You need to think it through and solve two equations. The fixture or chain that holds the chandelier exerts a tension force T upon it that is inclined 15.5 degrees to the vertical. The vertical component supports the weight, M g, and the horizontal component provides the centripetal force, M V^2/R . Thus

T cos15.5 = M g, and
T sin15.5 = M V^2/R

You can divide the last equation by the first to eliminate T and M

tan15.5 = V^2/(gR) = 0.2173

Solve for V, in m/s

To determine the speed of the train, you can use the centripetal acceleration equation. The centripetal acceleration is given by the formula:

a = (v^2) / r

Where:
a = Centripetal acceleration
v = Velocity (speed) of the train
r = Radius of the curve (250 m)

Since the problem states that the chandelier swings out to an angle of 15.5° throughout the turn, we can relate that angle to the velocity of the train. When an object swings through an angle, it experiences a centripetal force that keeps it moving in a circular path.
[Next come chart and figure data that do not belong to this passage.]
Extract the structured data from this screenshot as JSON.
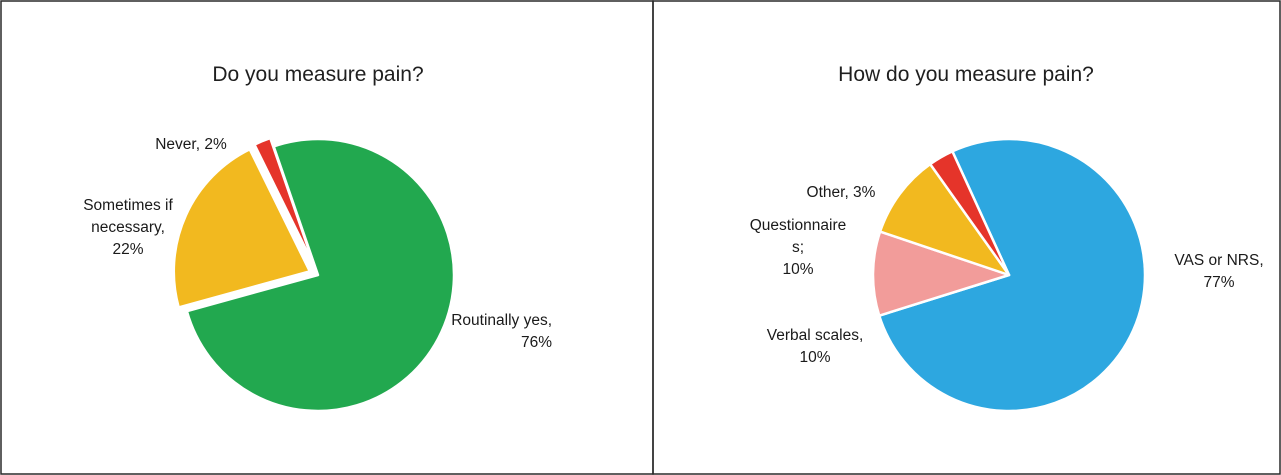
{
  "chart_data": [
    {
      "type": "pie",
      "title": "Do you measure pain?",
      "slices": [
        {
          "name": "Routinally yes",
          "label_lines": [
            "Routinally yes,",
            "76%"
          ],
          "value": 76,
          "color": "#22a84f"
        },
        {
          "name": "Sometimes if necessary",
          "label_lines": [
            "Sometimes if",
            "necessary,",
            "22%"
          ],
          "value": 22,
          "color": "#f2b91f"
        },
        {
          "name": "Never",
          "label_lines": [
            "Never, 2%"
          ],
          "value": 2,
          "color": "#e5342a"
        }
      ]
    },
    {
      "type": "pie",
      "title": "How do you measure pain?",
      "slices": [
        {
          "name": "VAS or NRS",
          "label_lines": [
            "VAS or NRS,",
            "77%"
          ],
          "value": 77,
          "color": "#2da7e0"
        },
        {
          "name": "Verbal scales",
          "label_lines": [
            "Verbal scales,",
            "10%"
          ],
          "value": 10,
          "color": "#f29c9a"
        },
        {
          "name": "Questionnaires",
          "label_lines": [
            "Questionnaire",
            "s;",
            "10%"
          ],
          "value": 10,
          "color": "#f2b91f"
        },
        {
          "name": "Other",
          "label_lines": [
            "Other, 3%"
          ],
          "value": 3,
          "color": "#e5342a"
        }
      ]
    }
  ]
}
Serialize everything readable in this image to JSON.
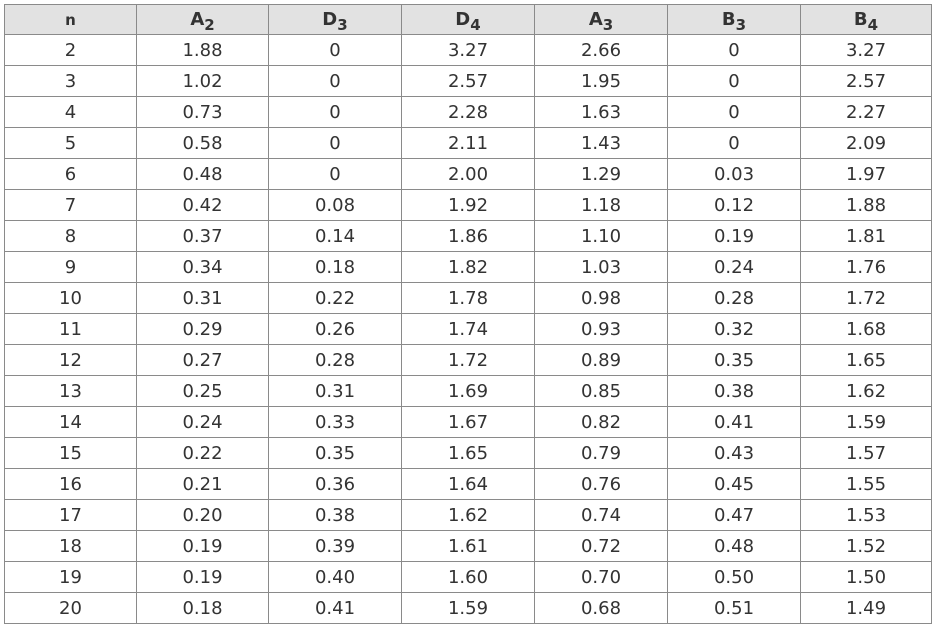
{
  "table": {
    "headers": [
      {
        "main": "n",
        "sub": ""
      },
      {
        "main": "A",
        "sub": "2"
      },
      {
        "main": "D",
        "sub": "3"
      },
      {
        "main": "D",
        "sub": "4"
      },
      {
        "main": "A",
        "sub": "3"
      },
      {
        "main": "B",
        "sub": "3"
      },
      {
        "main": "B",
        "sub": "4"
      }
    ],
    "rows": [
      [
        "2",
        "1.88",
        "0",
        "3.27",
        "2.66",
        "0",
        "3.27"
      ],
      [
        "3",
        "1.02",
        "0",
        "2.57",
        "1.95",
        "0",
        "2.57"
      ],
      [
        "4",
        "0.73",
        "0",
        "2.28",
        "1.63",
        "0",
        "2.27"
      ],
      [
        "5",
        "0.58",
        "0",
        "2.11",
        "1.43",
        "0",
        "2.09"
      ],
      [
        "6",
        "0.48",
        "0",
        "2.00",
        "1.29",
        "0.03",
        "1.97"
      ],
      [
        "7",
        "0.42",
        "0.08",
        "1.92",
        "1.18",
        "0.12",
        "1.88"
      ],
      [
        "8",
        "0.37",
        "0.14",
        "1.86",
        "1.10",
        "0.19",
        "1.81"
      ],
      [
        "9",
        "0.34",
        "0.18",
        "1.82",
        "1.03",
        "0.24",
        "1.76"
      ],
      [
        "10",
        "0.31",
        "0.22",
        "1.78",
        "0.98",
        "0.28",
        "1.72"
      ],
      [
        "11",
        "0.29",
        "0.26",
        "1.74",
        "0.93",
        "0.32",
        "1.68"
      ],
      [
        "12",
        "0.27",
        "0.28",
        "1.72",
        "0.89",
        "0.35",
        "1.65"
      ],
      [
        "13",
        "0.25",
        "0.31",
        "1.69",
        "0.85",
        "0.38",
        "1.62"
      ],
      [
        "14",
        "0.24",
        "0.33",
        "1.67",
        "0.82",
        "0.41",
        "1.59"
      ],
      [
        "15",
        "0.22",
        "0.35",
        "1.65",
        "0.79",
        "0.43",
        "1.57"
      ],
      [
        "16",
        "0.21",
        "0.36",
        "1.64",
        "0.76",
        "0.45",
        "1.55"
      ],
      [
        "17",
        "0.20",
        "0.38",
        "1.62",
        "0.74",
        "0.47",
        "1.53"
      ],
      [
        "18",
        "0.19",
        "0.39",
        "1.61",
        "0.72",
        "0.48",
        "1.52"
      ],
      [
        "19",
        "0.19",
        "0.40",
        "1.60",
        "0.70",
        "0.50",
        "1.50"
      ],
      [
        "20",
        "0.18",
        "0.41",
        "1.59",
        "0.68",
        "0.51",
        "1.49"
      ]
    ]
  }
}
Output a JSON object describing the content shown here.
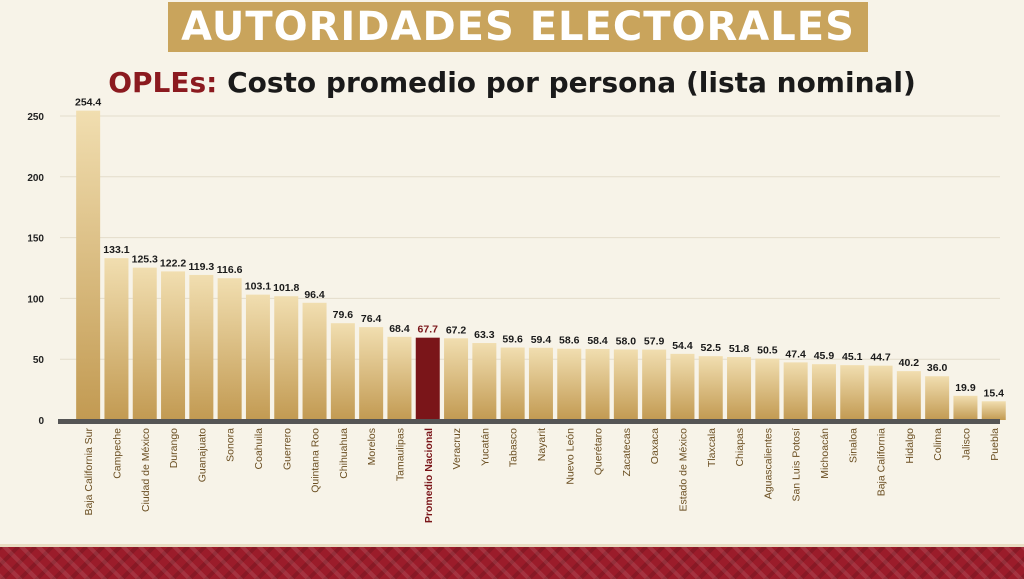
{
  "header": {
    "banner": "AUTORIDADES ELECTORALES",
    "subtitle_accent": "OPLEs:",
    "subtitle_rest": " Costo promedio por persona (lista nominal)"
  },
  "colors": {
    "banner": "#c9a45c",
    "bar_top": "#f1deb0",
    "bar_bottom": "#c29a52",
    "highlight": "#7a1519",
    "axis": "#555555"
  },
  "chart_data": {
    "type": "bar",
    "title": "",
    "xlabel": "",
    "ylabel": "",
    "ylim": [
      0,
      250
    ],
    "yticks": [
      0,
      50,
      100,
      150,
      200,
      250
    ],
    "grid": true,
    "highlight_category": "Promedio Nacional",
    "categories": [
      "Baja California Sur",
      "Campeche",
      "Ciudad de México",
      "Durango",
      "Guanajuato",
      "Sonora",
      "Coahuila",
      "Guerrero",
      "Quintana Roo",
      "Chihuahua",
      "Morelos",
      "Tamaulipas",
      "Promedio Nacional",
      "Veracruz",
      "Yucatán",
      "Tabasco",
      "Nayarit",
      "Nuevo León",
      "Querétaro",
      "Zacatecas",
      "Oaxaca",
      "Estado de México",
      "Tlaxcala",
      "Chiapas",
      "Aguascalientes",
      "San Luis Potosí",
      "Michoacán",
      "Sinaloa",
      "Baja California",
      "Hidalgo",
      "Colima",
      "Jalisco",
      "Puebla"
    ],
    "values": [
      254.4,
      133.1,
      125.3,
      122.2,
      119.3,
      116.6,
      103.1,
      101.8,
      96.4,
      79.6,
      76.4,
      68.4,
      67.7,
      67.2,
      63.3,
      59.6,
      59.4,
      58.6,
      58.4,
      58.0,
      57.9,
      54.4,
      52.5,
      51.8,
      50.5,
      47.4,
      45.9,
      45.1,
      44.7,
      40.2,
      36.0,
      19.9,
      15.4
    ],
    "value_labels": [
      "254.4",
      "133.1",
      "125.3",
      "122.2",
      "119.3",
      "116.6",
      "103.1",
      "101.8",
      "96.4",
      "79.6",
      "76.4",
      "68.4",
      "67.7",
      "67.2",
      "63.3",
      "59.6",
      "59.4",
      "58.6",
      "58.4",
      "58.0",
      "57.9",
      "54.4",
      "52.5",
      "51.8",
      "50.5",
      "47.4",
      "45.9",
      "45.1",
      "44.7",
      "40.2",
      "36.0",
      "19.9",
      "15.4"
    ]
  }
}
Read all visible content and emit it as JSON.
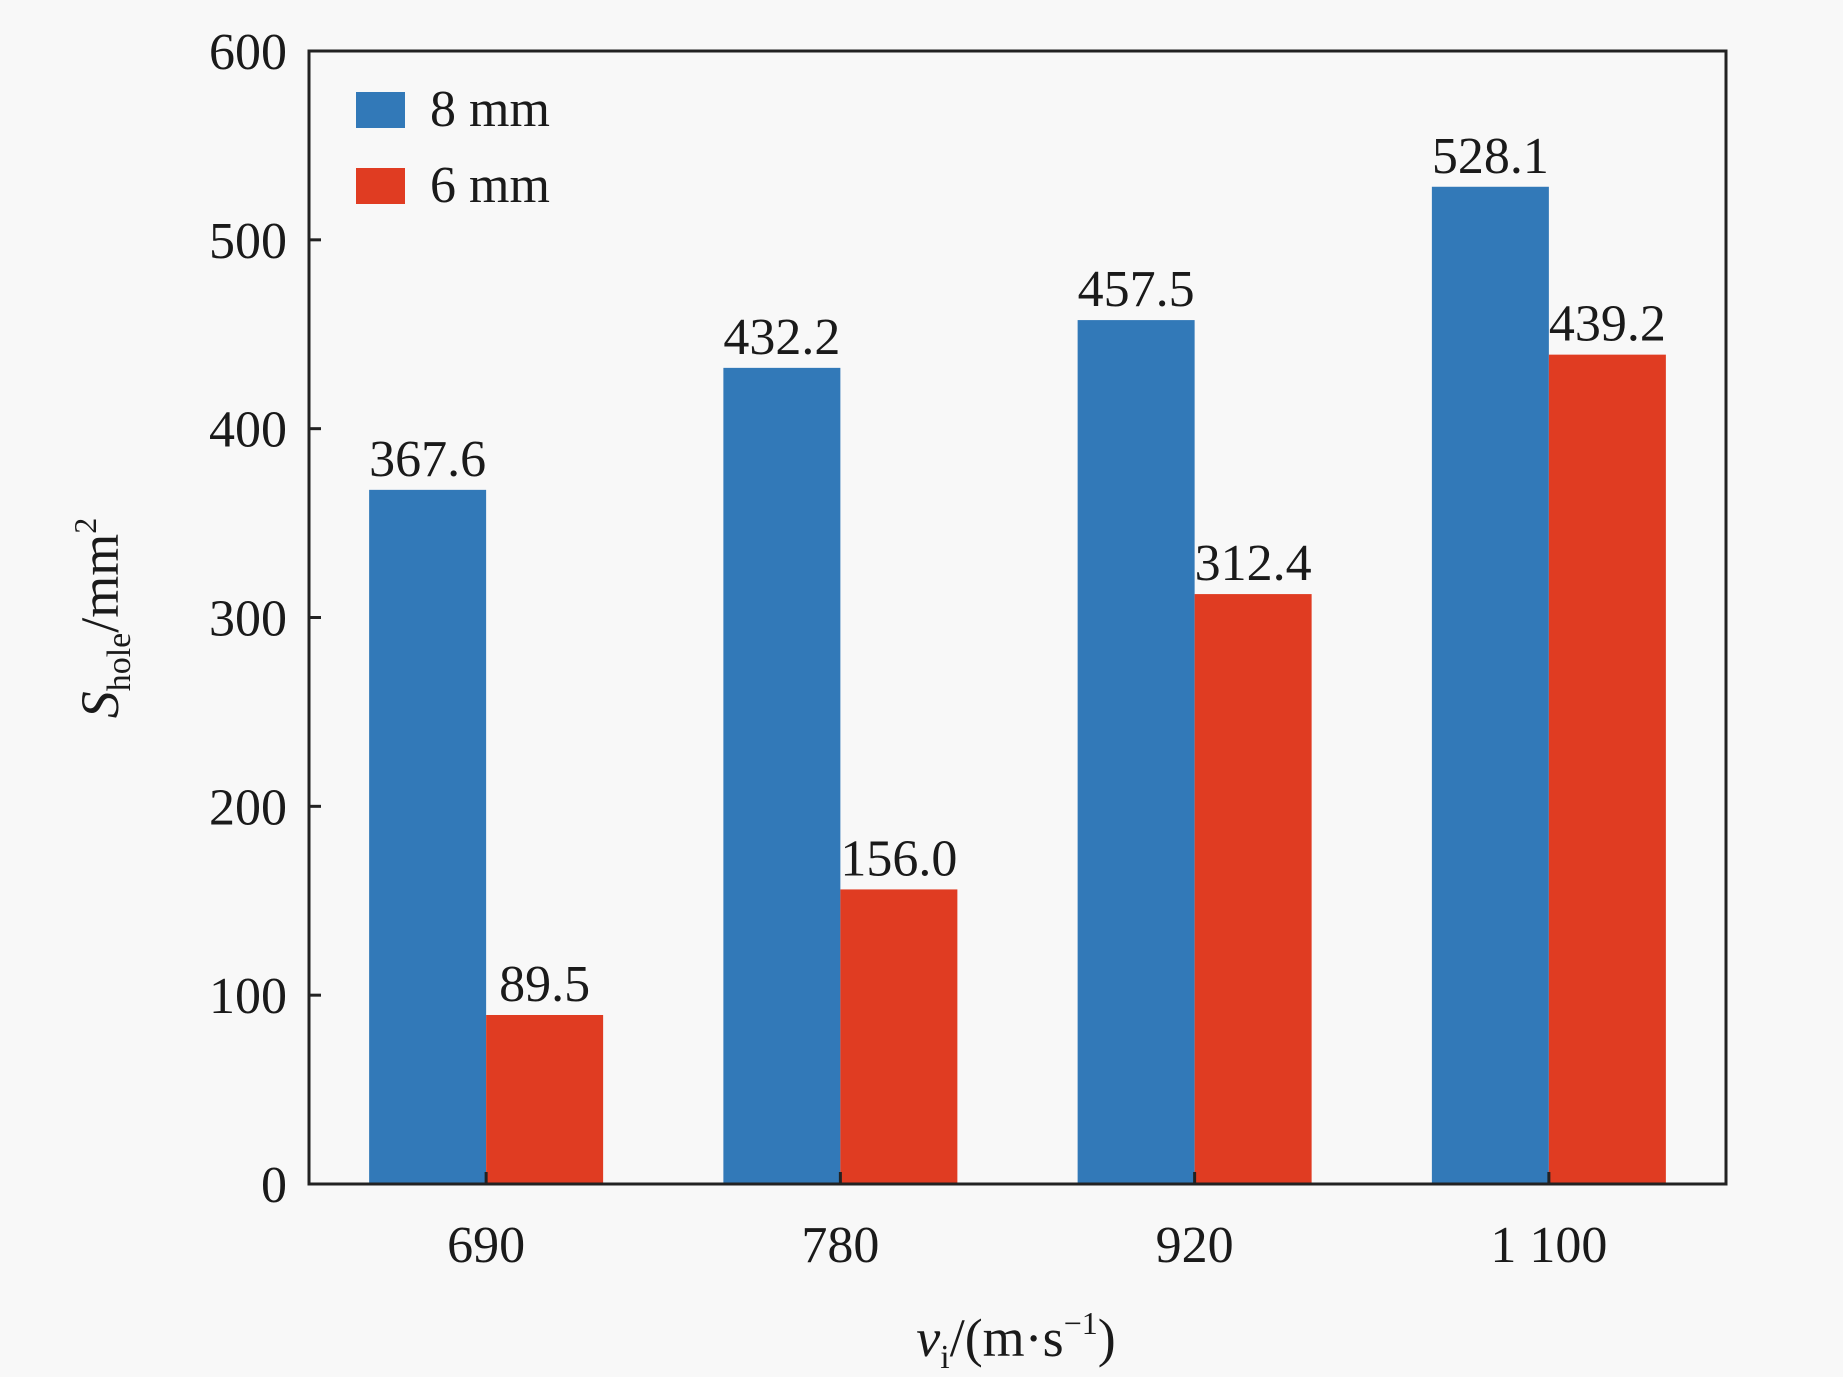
{
  "chart_data": {
    "type": "bar",
    "title": "",
    "xlabel": "v_i/(m·s^-1)",
    "xlabel_parts": {
      "main": "v",
      "sub": "i",
      "rest": "/(m·s",
      "sup": "−1",
      "close": ")"
    },
    "ylabel": "S_hole/mm^2",
    "ylabel_parts": {
      "main": "S",
      "sub": "hole",
      "rest": "/mm",
      "sup": "2"
    },
    "categories": [
      "690",
      "780",
      "920",
      "1 100"
    ],
    "ylim": [
      0,
      600
    ],
    "yticks": [
      0,
      100,
      200,
      300,
      400,
      500,
      600
    ],
    "grid": false,
    "legend_position": "top-left",
    "series": [
      {
        "name": "8 mm",
        "color": "#3279b8",
        "values": [
          367.6,
          432.2,
          457.5,
          528.1
        ],
        "labels": [
          "367.6",
          "432.2",
          "457.5",
          "528.1"
        ]
      },
      {
        "name": "6 mm",
        "color": "#e03c22",
        "values": [
          89.5,
          156.0,
          312.4,
          439.2
        ],
        "labels": [
          "89.5",
          "156.0",
          "312.4",
          "439.2"
        ]
      }
    ]
  }
}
The angle can be related to the centripetal acceleration using the equation:

a = g * tan(theta)

Where:
g = Acceleration due to gravity (approximately 9.8 m/s²)
theta (θ) = Angle (15.5° in this case)

By equating these two equations and substituting the given values, we can find the velocity of the train. So, the equation you should use is:

(v^2) / r = g * tan(theta)

Rearranging this equation, you can solve for v:

v = sqrt(r * g * tan(theta))

Plug in the given values and calculate the answer.